Полина соединила в колечко большой и указательный пальцы. Бабушка немного успокоилась, но молчала всё время, пока Полина тихонько всхлипывала, забравшись на свою раскладушку.
– Пойдёшь сейчас за молоком к Васильчиковым. Вернёшься, расскажу тебе, что Оле уже можно скармливать, чего нельзя пока совсем. А то пока Валентина в деревне, мы с тобой наделаем тут дел, в Ленинграде – не загубили, а теперь – не дай Бог!
II
В этот раз, впервые за все тридцать лет Жекиных межконтинентальных перелетов, по техническим причинам рейс отложили на девять часов. Экипаж отослали спать, пассажирам раздали бесплатный ужин и оставили их в зале ожидания. Многие легли на пол, покрытый ковровой обивкой, в том числе она, сын же просидел на полу всю ночь, прислонившись спиной к стене. Горел свет, ночная жизнь в зале ожидания все же шла, уснуть не удалось, только полудрема. Утром экипаж прошел через зал ожидания на рейс под аплодисменты пассажиров.
В самолете спать она не умела, такая же полудрема в течение десяти часов, затем несколько часов пересадки в Европе, и еще несколько часов до Москвы. До дому они добрались с воспаленным от бессонницы сознанием и рухнули в полуобморочный сон, они выделили на него два часа. Теперь это был сон, хоть и длился недолго.
По первому звуку будильника она вскочила, голова болела, тело не держало. Сын встал беспрекословно, молча, больной от недосыпа. Они потеряли два часа на свой полуобморочный сон, но иначе они не смогли бы теперь идти в больницу, быстро, пешком, по раннеосенней улице, разговаривать с персоналом, найти реанимацию, в необходимых заботах прожить день до вечера.
Но не пришлось. Из первой же двери вышел медицинский работник:
– Вам разве не звонили?.. Два часа назад…Нет, теперь вас туда никто не пустит.
Только несколько лет спустя, когда шок хоть и постепенно, но все же проходил, она поняла, что не допустить к телу матери, чей только что отошедший дух – в смятении и ждет, – преступление, неважно, совершено оно по ведению или неведению, и надо было настоять и прорваться к телу матери любой ценой. Но она тогда, видимо из-за шока, не сообразила и даже не оценила ситуацию.

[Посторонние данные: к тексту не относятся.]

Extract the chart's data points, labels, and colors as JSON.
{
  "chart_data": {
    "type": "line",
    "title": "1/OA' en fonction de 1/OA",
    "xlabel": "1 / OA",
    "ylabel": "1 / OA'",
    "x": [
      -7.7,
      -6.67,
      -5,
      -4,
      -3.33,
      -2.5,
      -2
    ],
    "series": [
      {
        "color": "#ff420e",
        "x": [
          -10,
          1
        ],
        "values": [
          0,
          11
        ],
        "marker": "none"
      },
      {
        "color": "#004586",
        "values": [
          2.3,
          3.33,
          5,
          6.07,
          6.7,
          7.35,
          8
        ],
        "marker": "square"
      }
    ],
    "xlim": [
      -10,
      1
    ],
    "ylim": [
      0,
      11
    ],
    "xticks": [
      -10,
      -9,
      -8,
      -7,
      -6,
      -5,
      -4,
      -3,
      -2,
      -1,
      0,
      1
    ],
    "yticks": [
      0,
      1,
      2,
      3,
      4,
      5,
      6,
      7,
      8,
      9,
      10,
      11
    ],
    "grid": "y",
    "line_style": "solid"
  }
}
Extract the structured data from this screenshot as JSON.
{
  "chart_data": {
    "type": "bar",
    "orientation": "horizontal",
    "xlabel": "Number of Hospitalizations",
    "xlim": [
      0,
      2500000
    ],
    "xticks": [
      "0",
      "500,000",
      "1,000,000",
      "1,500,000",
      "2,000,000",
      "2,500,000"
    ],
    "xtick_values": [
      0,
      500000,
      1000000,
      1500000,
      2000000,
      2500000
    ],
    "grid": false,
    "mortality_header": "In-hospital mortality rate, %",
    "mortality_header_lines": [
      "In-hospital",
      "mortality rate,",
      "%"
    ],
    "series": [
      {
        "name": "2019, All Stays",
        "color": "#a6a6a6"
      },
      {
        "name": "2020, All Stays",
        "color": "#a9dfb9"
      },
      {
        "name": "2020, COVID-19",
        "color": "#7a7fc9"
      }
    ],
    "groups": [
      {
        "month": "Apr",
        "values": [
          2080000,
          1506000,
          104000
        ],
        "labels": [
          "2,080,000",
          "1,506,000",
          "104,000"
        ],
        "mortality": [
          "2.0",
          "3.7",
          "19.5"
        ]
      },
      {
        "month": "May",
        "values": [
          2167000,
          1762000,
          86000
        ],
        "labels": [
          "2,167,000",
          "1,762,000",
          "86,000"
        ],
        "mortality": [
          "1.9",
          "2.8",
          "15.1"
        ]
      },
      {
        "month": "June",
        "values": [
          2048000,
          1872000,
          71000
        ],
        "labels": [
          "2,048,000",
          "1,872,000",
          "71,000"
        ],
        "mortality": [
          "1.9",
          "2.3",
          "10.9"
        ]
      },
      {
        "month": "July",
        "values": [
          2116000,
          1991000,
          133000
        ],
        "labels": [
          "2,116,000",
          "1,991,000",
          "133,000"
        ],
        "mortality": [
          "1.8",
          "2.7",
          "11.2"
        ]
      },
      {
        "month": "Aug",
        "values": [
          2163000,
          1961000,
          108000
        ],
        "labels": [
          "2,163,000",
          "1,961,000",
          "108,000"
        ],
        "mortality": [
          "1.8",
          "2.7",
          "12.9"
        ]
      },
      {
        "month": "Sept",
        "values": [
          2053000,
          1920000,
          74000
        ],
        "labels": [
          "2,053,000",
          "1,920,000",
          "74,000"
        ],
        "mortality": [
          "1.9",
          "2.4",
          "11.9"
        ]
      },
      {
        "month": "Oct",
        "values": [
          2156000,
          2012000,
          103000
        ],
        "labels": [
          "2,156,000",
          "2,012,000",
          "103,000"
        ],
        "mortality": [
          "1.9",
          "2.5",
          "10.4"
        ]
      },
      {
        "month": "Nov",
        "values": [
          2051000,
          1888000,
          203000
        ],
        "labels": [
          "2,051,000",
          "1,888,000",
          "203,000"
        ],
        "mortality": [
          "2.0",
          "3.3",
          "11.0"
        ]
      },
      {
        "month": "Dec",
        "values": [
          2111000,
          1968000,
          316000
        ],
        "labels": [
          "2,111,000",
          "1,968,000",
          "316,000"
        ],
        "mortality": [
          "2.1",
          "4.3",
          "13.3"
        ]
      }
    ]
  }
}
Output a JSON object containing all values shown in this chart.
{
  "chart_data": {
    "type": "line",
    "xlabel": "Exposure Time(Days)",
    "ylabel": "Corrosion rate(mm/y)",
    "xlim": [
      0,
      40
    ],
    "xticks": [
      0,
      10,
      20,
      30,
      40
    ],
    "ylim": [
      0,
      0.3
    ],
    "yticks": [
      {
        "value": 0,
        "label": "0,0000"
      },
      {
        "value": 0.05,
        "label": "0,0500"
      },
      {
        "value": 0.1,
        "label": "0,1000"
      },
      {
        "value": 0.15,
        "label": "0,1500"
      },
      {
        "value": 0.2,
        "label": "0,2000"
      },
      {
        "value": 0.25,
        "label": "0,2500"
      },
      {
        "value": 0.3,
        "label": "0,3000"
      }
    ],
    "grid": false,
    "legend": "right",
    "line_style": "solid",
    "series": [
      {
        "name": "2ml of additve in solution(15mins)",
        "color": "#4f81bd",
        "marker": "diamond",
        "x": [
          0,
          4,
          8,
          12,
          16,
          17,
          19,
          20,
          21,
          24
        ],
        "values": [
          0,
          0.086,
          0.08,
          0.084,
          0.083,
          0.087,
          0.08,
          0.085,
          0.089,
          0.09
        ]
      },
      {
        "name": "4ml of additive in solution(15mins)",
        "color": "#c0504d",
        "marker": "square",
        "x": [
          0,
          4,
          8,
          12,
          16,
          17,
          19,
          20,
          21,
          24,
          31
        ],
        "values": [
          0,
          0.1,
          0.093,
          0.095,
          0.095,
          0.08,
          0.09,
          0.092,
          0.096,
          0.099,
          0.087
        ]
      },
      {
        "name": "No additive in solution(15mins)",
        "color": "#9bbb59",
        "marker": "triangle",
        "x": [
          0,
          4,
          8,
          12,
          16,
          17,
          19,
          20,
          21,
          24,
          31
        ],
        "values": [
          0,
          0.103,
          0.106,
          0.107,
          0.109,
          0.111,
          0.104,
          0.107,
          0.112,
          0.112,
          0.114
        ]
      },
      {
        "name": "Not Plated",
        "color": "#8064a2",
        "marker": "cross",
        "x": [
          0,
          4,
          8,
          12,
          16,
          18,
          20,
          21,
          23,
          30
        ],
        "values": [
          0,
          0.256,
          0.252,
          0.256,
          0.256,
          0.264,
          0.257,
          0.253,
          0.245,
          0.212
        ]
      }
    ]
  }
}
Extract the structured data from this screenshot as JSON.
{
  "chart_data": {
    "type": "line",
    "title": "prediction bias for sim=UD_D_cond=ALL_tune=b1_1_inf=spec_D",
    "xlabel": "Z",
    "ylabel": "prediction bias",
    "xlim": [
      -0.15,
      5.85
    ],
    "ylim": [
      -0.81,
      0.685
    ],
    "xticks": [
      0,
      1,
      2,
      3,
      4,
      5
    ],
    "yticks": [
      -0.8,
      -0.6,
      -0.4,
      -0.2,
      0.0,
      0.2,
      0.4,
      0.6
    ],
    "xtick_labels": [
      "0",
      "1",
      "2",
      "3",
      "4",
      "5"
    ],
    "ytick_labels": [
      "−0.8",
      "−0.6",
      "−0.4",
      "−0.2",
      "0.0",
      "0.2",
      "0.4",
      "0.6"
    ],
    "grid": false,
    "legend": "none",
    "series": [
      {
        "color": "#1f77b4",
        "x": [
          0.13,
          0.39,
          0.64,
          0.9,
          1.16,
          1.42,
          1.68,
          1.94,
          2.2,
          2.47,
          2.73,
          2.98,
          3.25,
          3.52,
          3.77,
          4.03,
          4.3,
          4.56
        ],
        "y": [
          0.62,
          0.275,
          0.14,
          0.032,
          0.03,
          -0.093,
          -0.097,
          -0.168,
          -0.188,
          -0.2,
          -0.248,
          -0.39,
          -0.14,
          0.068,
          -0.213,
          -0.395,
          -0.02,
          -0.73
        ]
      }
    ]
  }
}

Они не успели увидеть её живой.
– Она не захотела остаться, – сказал младший сын. – Она почувствовала, что мы здесь, успокоилась и ушла.
Её удивил ход мысли сына и то, что он подтвердил её собственный.
Мама… Она же бабушка Полина… её независимая и самостоятельная личность не допускала остаться недееспособной на руках чужой судьбы – дочерней судьбы, которую она не принимала до последнего дня, но и не осмеливалась ей препятствовать, отчего и страдала неутешно.